Georgia peach crop decimated by adverse weather

by Jay Stone, Georgia Farm Bureau

Posted on Jul 12, 2023 at 0:00 AM

By Jay Stone, Georgia Farm Bureau

Georgia’s 2023 peach crop has been reduced by as much as 98% after warmer-than normal winter weather followed by a March freeze, according to multiple published reports, prompting a secretrial disaster declaration from the USDA.

The warm winter weather prompted peach trees to bloom early, leaving the buds exposed to freezing temperatures that occurred between March 11 and March 23.

“Georgia’s peach growers were hit especially hard by this year’s freeze that effectively negates an entire year of preparation and wipes out all of the investment they had made in producing a crop,” said Georgia Fruit & Vegetable Growers Association Executive Director Chris Butts. “We must continue to work to keep Georgia growers on a level playing field while helping mitigate risks that can not only ruin a crop but cause tremendous financial loss as well.”

UGA Plant Pathologist Phillip Brannen pointed out that despite the lost crop, the trees still have to be maintained without the benefit of revenue generated by the crop.

“I’ve been here 23 years, and this would have to be as bad as I’ve seen” said Brannen. “We’ve had some other freezes in the past that were pretty devastating. We have had grave difficulty just to get 32 peaches out of multiple trees to have enough for a research trial. That just tells you there’s no peaches on these trees.”

According to Jeff Cook, Extension coordinator for Peach and Taylor counties, the combined losses – farm gate value from the crop loss and community economic impact loss – is an estimated $190 million.

In a June 27 letter to peach stakeholders, Cook noted that most varieties of peaches broke dormancy and began to bloom in mid-February after unseasonably warm winter temperatures. By mid-March, most peach varieties in Georgia were at 90% of full bloom. Then on the nights of March 14, 15, 16, 20 and 21, Middle Georgia temperatures dropped below freezing for several hours, and on March 22 much of the area experienced frost conditions.

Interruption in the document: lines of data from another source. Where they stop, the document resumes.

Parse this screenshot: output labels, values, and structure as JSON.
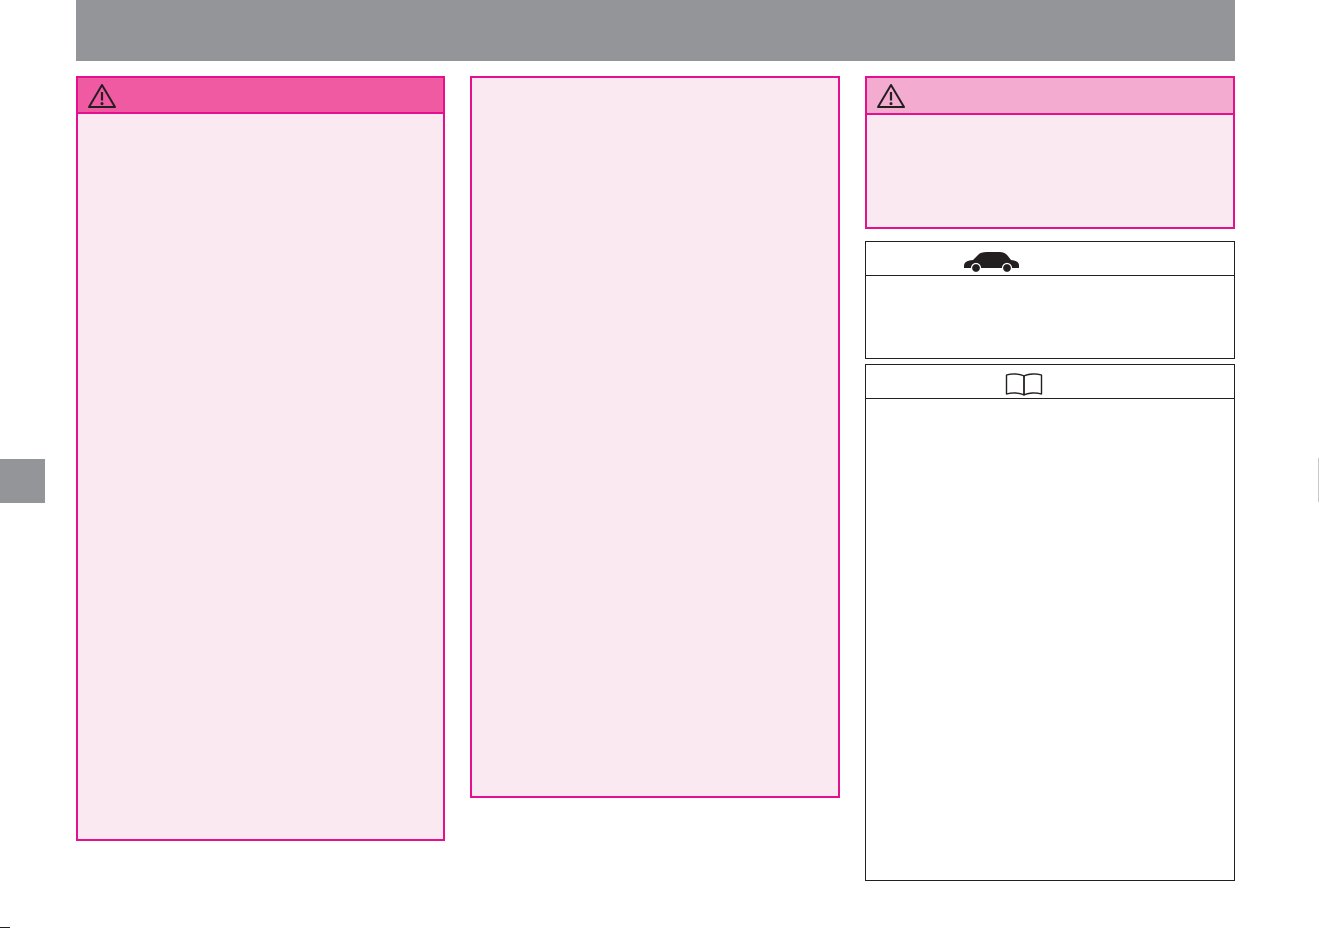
{
  "header": {
    "background_color": "#939598"
  },
  "side_tab": {
    "color": "#939598"
  },
  "boxes": {
    "warning_left": {
      "icon": "warning-triangle-icon",
      "header_color": "#ef5aa2",
      "border_color": "#e4118e",
      "body_color": "#fae9f1"
    },
    "pink_panel": {
      "border_color": "#e4118e",
      "body_color": "#fae9f1"
    },
    "warning_right": {
      "icon": "warning-triangle-icon",
      "header_color": "#f4abd0",
      "border_color": "#e4118e",
      "body_color": "#fae9f1"
    },
    "vehicle_note": {
      "icon": "car-icon",
      "border_color": "#231f20"
    },
    "reference_note": {
      "icon": "open-book-icon",
      "border_color": "#231f20"
    }
  }
}
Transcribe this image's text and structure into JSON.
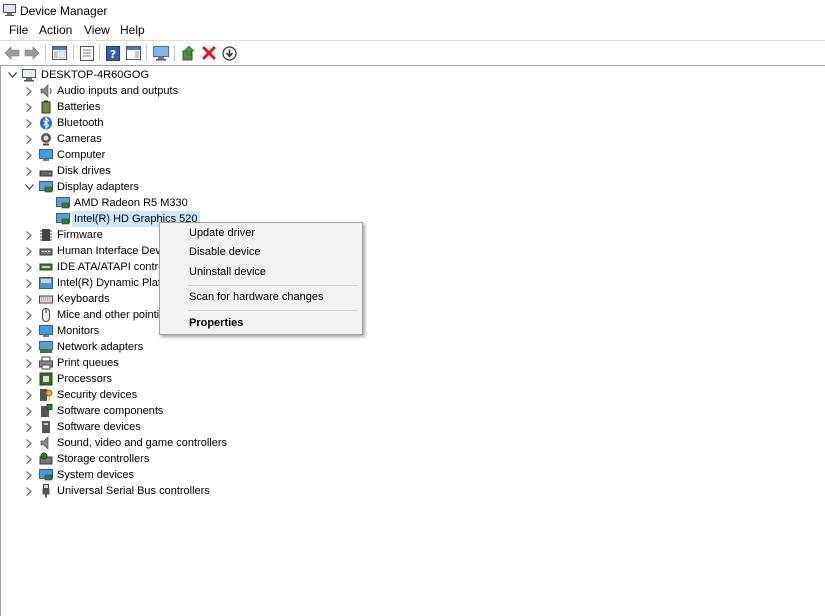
{
  "window": {
    "title": "Device Manager"
  },
  "menu": [
    "File",
    "Action",
    "View",
    "Help"
  ],
  "toolbar": {
    "buttons": [
      "back-icon",
      "forward-icon",
      "show-hide-console-tree-icon",
      "properties-icon",
      "help-icon",
      "action-pane-icon",
      "scan-hardware-icon",
      "update-driver-icon",
      "uninstall-icon",
      "download-icon"
    ]
  },
  "tree": {
    "root": "DESKTOP-4R60GOG",
    "categories": [
      "Audio inputs and outputs",
      "Batteries",
      "Bluetooth",
      "Cameras",
      "Computer",
      "Disk drives",
      "Display adapters",
      "Firmware",
      "Human Interface Devi",
      "IDE ATA/ATAPI control",
      "Intel(R) Dynamic Platf",
      "Keyboards",
      "Mice and other pointi",
      "Monitors",
      "Network adapters",
      "Print queues",
      "Processors",
      "Security devices",
      "Software components",
      "Software devices",
      "Sound, video and game controllers",
      "Storage controllers",
      "System devices",
      "Universal Serial Bus controllers"
    ],
    "display_children": [
      "AMD Radeon R5 M330",
      "Intel(R) HD Graphics 520"
    ]
  },
  "context_menu": {
    "update": "Update driver",
    "disable": "Disable device",
    "uninstall": "Uninstall device",
    "scan": "Scan for hardware changes",
    "properties": "Properties"
  },
  "colors": {
    "selection": "#cce8ff",
    "menu_bg": "#f2f2f2",
    "delete_red": "#e81123"
  }
}
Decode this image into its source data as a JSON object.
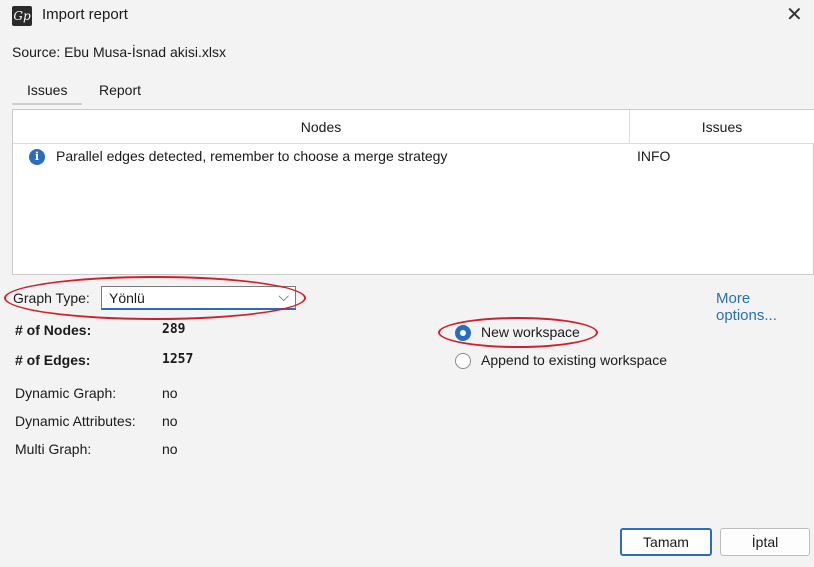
{
  "window": {
    "title": "Import report",
    "close_glyph": "✕",
    "icon_glyph": "Gp"
  },
  "source": "Source: Ebu Musa-İsnad akisi.xlsx",
  "tabs": [
    {
      "label": "Issues"
    },
    {
      "label": "Report"
    }
  ],
  "table": {
    "columns": [
      "Nodes",
      "Issues"
    ],
    "rows": [
      {
        "message": "Parallel edges detected, remember to choose a merge strategy",
        "level": "INFO",
        "icon": "info-icon"
      }
    ]
  },
  "graph_type": {
    "label": "Graph Type:",
    "value": "Yönlü"
  },
  "more_options": "More options...",
  "stats": [
    {
      "label": "# of Nodes:",
      "value": "289"
    },
    {
      "label": "# of Edges:",
      "value": "1257"
    },
    {
      "label": "Dynamic Graph:",
      "value": "no"
    },
    {
      "label": "Dynamic Attributes:",
      "value": "no"
    },
    {
      "label": "Multi Graph:",
      "value": "no"
    }
  ],
  "workspace_options": [
    {
      "label": "New workspace",
      "selected": true
    },
    {
      "label": "Append to existing workspace",
      "selected": false
    }
  ],
  "buttons": {
    "ok": "Tamam",
    "cancel": "İptal"
  },
  "colors": {
    "accent": "#2a6ebb",
    "annotation": "#d21f2a"
  }
}
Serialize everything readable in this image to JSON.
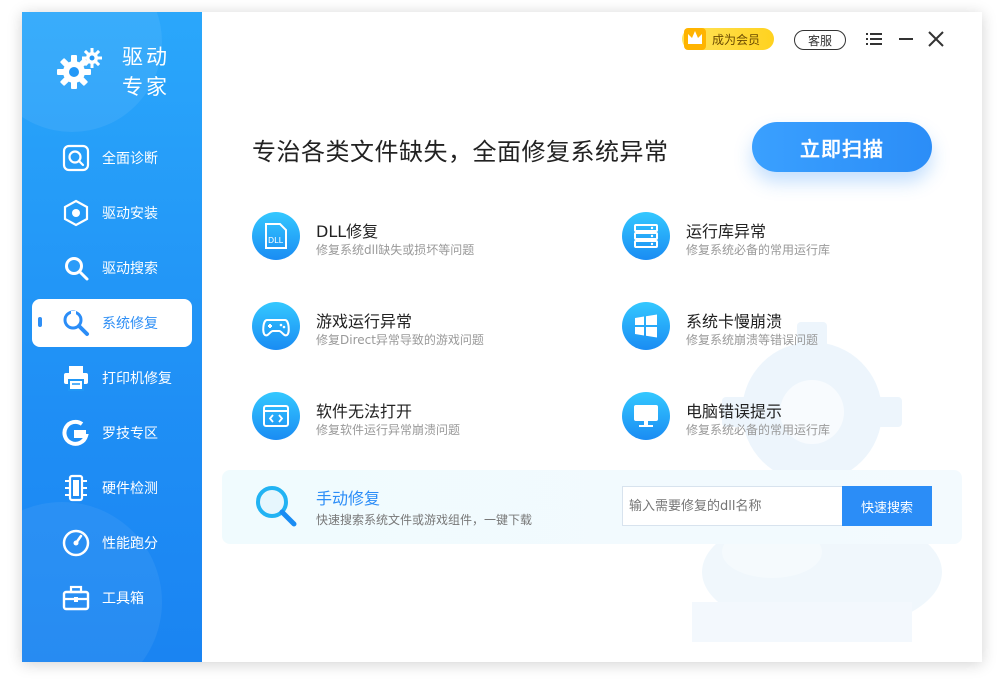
{
  "app": {
    "name": "驱动专家",
    "name_line1": "驱动",
    "name_line2": "专家"
  },
  "topbar": {
    "vip_label": "成为会员",
    "service_label": "客服",
    "menu_icon": "list-menu-icon",
    "minimize_icon": "minimize-icon",
    "close_icon": "close-icon"
  },
  "sidebar": {
    "items": [
      {
        "label": "全面诊断",
        "icon": "diagnose-icon"
      },
      {
        "label": "驱动安装",
        "icon": "driver-install-icon"
      },
      {
        "label": "驱动搜索",
        "icon": "search-icon"
      },
      {
        "label": "系统修复",
        "icon": "wrench-icon",
        "active": true
      },
      {
        "label": "打印机修复",
        "icon": "printer-icon"
      },
      {
        "label": "罗技专区",
        "icon": "logitech-icon"
      },
      {
        "label": "硬件检测",
        "icon": "hardware-icon"
      },
      {
        "label": "性能跑分",
        "icon": "gauge-icon"
      },
      {
        "label": "工具箱",
        "icon": "toolbox-icon"
      }
    ]
  },
  "main": {
    "headline": "专治各类文件缺失，全面修复系统异常",
    "scan_button": "立即扫描",
    "features": [
      {
        "title": "DLL修复",
        "desc": "修复系统dll缺失或损坏等问题",
        "icon": "dll-icon"
      },
      {
        "title": "运行库异常",
        "desc": "修复系统必备的常用运行库",
        "icon": "server-icon"
      },
      {
        "title": "游戏运行异常",
        "desc": "修复Direct异常导致的游戏问题",
        "icon": "gamepad-icon"
      },
      {
        "title": "系统卡慢崩溃",
        "desc": "修复系统崩溃等错误问题",
        "icon": "windows-icon"
      },
      {
        "title": "软件无法打开",
        "desc": "修复软件运行异常崩溃问题",
        "icon": "code-window-icon"
      },
      {
        "title": "电脑错误提示",
        "desc": "修复系统必备的常用运行库",
        "icon": "monitor-icon"
      }
    ],
    "manual": {
      "title": "手动修复",
      "desc": "快速搜索系统文件或游戏组件，一键下载",
      "input_placeholder": "输入需要修复的dll名称",
      "search_button": "快速搜索"
    }
  },
  "colors": {
    "accent": "#2b8df7",
    "sidebar_top": "#2aa7fb",
    "sidebar_bottom": "#1a84f2",
    "vip": "#ffd21f"
  }
}
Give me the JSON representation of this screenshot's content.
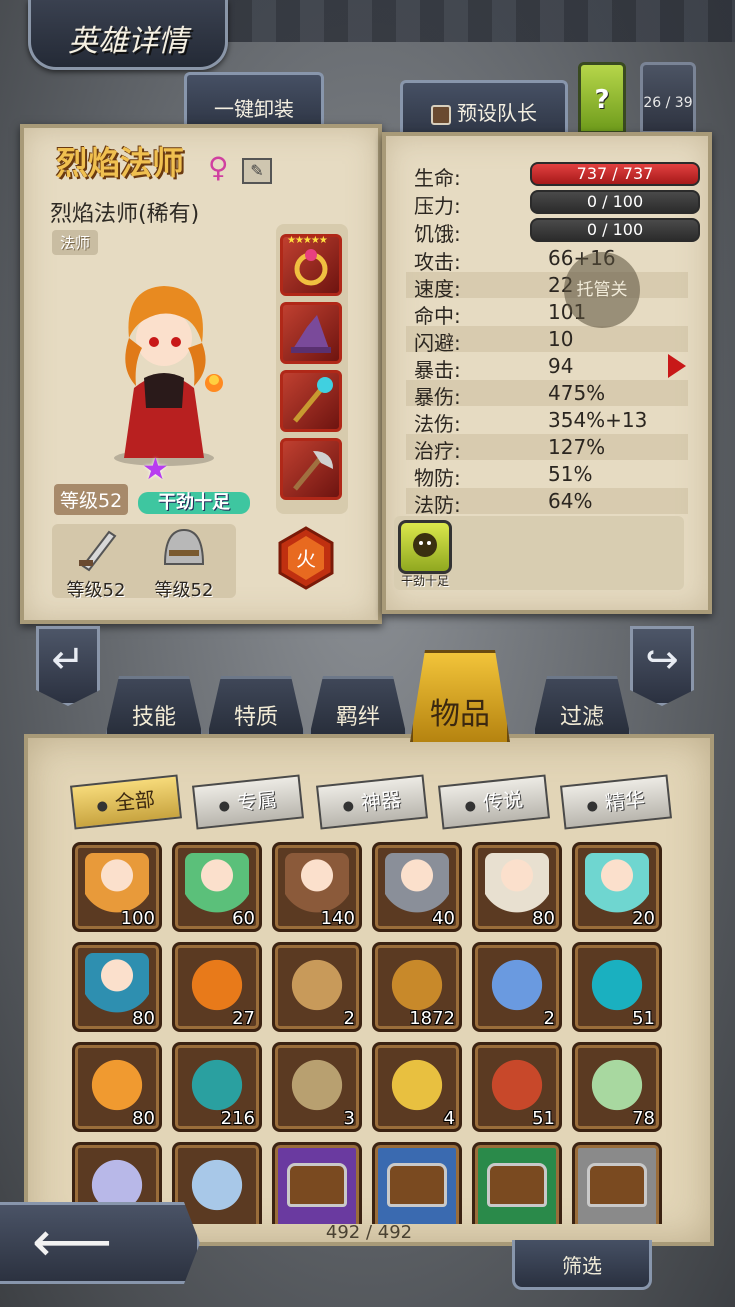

Cook initially estimated 75% crop loss for commercial peach growers but increased that to 98% crop loss after continued monitoring showed more extensive damage across all varieties and across all peach producing areas of Georgia.

He noted that with a sales price of 85 cents per pound, the crop loss alone cost the growers an estimated $119.5 million. UGA Extension Economist Sharon Kane estimated the economic impact lost at $71 million, taking into account that the smaller crop means sharply reduced numbers of employees earning and spending money in local communities.